Personal information
- Full name: Filipe de Carvalho Pinto da Cruz
- Born: 7 September 1969 (age 55) Luanda, Angola
- Nationality: Angolan

Club information
- Current club: Primeiro de Agosto Angola (Manager)

Medal record
African Men's Championship
| Bronze medal – third place | Egypt 2016 |  |
| Bronze medal – third place | Gabon 2018 |  |
African Women's Handball Championship
| Gold medal – first place | Luanda 2016 |  |
African Games
| Silver medal – second place | Brazzaville 2015 |  |
African Men's Junior Championship
| Bronze medal – third place | Nairobi 2014 |  |

= Filipe Cruz (handballer) =

Angolan handball player and coach

Filipe de Carvalho Pinto da Cruz, best known as Filipe Cruz (born 7 September 1969) is a former Angolan handball player and a current handball coach of Primeiro de Agosto and the Angolan national team.

==Career==

As a coach, Filipe has been the head coach of the Angola men's national handball team since 2010, which he qualified for the 2017 World Men's Handball Championship, by finishing third in the 2016 African Men's Handball Championship, before qualifying the junior team to the 2015 Men's Junior World Handball Championship.

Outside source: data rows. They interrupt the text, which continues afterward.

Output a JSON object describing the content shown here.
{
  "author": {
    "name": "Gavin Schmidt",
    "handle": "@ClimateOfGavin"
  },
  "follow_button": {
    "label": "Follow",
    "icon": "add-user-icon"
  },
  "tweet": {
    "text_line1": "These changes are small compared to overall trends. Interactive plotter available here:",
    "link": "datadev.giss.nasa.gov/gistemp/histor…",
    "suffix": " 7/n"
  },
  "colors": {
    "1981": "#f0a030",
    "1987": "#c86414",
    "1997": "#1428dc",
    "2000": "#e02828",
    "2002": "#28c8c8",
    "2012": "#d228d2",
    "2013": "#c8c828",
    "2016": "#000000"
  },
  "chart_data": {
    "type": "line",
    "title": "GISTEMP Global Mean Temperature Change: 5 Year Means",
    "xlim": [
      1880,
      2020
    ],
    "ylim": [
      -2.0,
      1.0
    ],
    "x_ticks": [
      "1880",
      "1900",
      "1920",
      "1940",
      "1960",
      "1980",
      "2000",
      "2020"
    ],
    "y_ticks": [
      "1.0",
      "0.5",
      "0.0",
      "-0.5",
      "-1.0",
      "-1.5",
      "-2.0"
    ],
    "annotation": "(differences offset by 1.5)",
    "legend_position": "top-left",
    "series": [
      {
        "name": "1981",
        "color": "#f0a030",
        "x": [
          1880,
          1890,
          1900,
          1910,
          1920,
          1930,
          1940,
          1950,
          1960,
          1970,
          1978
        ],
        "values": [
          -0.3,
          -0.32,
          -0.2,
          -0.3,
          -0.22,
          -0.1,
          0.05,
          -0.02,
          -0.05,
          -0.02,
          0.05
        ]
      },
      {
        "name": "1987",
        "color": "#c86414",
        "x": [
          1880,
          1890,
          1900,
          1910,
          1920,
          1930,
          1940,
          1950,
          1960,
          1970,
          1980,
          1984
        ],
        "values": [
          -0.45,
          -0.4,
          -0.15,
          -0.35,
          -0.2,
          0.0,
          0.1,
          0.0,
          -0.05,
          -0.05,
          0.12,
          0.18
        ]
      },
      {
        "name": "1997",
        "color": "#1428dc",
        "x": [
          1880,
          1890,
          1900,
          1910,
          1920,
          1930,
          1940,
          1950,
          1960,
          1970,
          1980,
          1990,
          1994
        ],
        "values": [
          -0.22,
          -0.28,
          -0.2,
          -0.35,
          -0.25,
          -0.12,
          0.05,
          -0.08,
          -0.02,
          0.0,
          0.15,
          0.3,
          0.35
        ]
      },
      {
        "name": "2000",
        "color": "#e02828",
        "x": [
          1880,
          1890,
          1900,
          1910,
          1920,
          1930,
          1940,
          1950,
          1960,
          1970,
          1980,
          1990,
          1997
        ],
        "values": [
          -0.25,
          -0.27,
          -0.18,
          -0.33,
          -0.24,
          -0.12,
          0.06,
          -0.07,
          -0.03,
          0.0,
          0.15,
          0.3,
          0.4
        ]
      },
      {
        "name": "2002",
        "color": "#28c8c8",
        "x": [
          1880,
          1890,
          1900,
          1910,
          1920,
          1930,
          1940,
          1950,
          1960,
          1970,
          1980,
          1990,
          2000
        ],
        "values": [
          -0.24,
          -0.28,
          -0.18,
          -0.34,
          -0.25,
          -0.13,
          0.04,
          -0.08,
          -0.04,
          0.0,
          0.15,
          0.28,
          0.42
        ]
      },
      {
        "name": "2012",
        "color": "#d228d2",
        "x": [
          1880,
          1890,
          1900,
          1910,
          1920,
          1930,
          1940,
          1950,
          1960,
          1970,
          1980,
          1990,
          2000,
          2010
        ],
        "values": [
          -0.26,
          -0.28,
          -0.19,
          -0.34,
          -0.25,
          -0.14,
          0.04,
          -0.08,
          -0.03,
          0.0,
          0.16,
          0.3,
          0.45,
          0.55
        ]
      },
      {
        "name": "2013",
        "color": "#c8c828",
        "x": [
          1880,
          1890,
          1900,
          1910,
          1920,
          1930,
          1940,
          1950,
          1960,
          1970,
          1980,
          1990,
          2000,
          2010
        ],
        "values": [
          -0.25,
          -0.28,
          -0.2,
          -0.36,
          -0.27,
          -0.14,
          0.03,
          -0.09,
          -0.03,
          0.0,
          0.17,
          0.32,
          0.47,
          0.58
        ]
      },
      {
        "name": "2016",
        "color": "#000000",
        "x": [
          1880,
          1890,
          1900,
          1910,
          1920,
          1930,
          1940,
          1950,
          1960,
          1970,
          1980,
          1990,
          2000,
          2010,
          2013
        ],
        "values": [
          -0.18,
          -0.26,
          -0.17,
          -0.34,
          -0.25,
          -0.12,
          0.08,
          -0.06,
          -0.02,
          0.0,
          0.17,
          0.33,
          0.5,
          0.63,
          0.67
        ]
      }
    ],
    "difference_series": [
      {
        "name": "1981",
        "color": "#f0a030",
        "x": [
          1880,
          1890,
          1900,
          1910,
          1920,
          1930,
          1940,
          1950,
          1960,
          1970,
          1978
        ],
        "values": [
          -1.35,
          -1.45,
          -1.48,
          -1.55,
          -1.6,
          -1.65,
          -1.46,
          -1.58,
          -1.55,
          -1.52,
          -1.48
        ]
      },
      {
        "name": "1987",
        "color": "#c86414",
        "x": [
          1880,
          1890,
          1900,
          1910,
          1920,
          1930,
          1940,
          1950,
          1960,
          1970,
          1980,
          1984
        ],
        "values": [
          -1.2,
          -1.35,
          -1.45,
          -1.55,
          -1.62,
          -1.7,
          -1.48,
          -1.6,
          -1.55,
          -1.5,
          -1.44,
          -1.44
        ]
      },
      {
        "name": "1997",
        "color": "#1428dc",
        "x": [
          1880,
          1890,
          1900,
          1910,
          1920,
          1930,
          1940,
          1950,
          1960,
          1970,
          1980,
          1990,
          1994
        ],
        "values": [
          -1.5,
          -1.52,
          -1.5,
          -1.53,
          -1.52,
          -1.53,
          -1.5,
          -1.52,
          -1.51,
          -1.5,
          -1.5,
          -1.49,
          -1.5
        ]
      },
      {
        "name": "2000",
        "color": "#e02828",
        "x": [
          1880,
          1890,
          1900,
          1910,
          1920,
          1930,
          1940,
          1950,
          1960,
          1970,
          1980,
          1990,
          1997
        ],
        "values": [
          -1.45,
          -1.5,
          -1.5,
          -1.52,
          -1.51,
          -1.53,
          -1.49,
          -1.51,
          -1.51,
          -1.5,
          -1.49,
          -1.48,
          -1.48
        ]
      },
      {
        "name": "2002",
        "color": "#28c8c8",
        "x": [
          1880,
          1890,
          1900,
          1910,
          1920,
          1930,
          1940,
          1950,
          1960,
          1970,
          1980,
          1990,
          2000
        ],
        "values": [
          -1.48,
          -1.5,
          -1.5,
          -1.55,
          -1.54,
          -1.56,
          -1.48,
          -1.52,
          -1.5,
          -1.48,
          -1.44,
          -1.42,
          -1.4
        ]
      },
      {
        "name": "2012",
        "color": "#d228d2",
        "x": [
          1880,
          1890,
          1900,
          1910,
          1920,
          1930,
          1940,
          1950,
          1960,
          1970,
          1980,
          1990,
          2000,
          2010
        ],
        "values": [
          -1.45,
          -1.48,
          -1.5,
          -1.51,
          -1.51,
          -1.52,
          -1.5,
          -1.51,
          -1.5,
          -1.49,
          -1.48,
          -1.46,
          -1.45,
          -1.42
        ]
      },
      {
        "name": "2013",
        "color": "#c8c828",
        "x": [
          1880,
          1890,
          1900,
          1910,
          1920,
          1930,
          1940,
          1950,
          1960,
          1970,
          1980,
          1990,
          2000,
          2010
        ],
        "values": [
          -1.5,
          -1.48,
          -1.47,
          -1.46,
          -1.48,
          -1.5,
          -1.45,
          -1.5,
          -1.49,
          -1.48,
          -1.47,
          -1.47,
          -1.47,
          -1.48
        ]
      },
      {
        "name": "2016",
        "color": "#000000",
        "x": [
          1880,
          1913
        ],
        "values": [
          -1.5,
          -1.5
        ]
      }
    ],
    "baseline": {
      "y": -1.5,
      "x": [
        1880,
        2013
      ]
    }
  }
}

In April 2016, he was appointed head coach of the Angola women's national handball team, ahead of the 2016 Summer Olympics tournament in Rio de Janeiro, a position he will serve alongside his current position as the men's team head coach.

As a player, Cruz has played for Portuguese side ABC Braga from 1997 to 2002.

He is also the head coach of Primeiro de Agosto men's handball team.

==Personal life==
Cruz is the father of the Angola international footballer Sandro Cruz.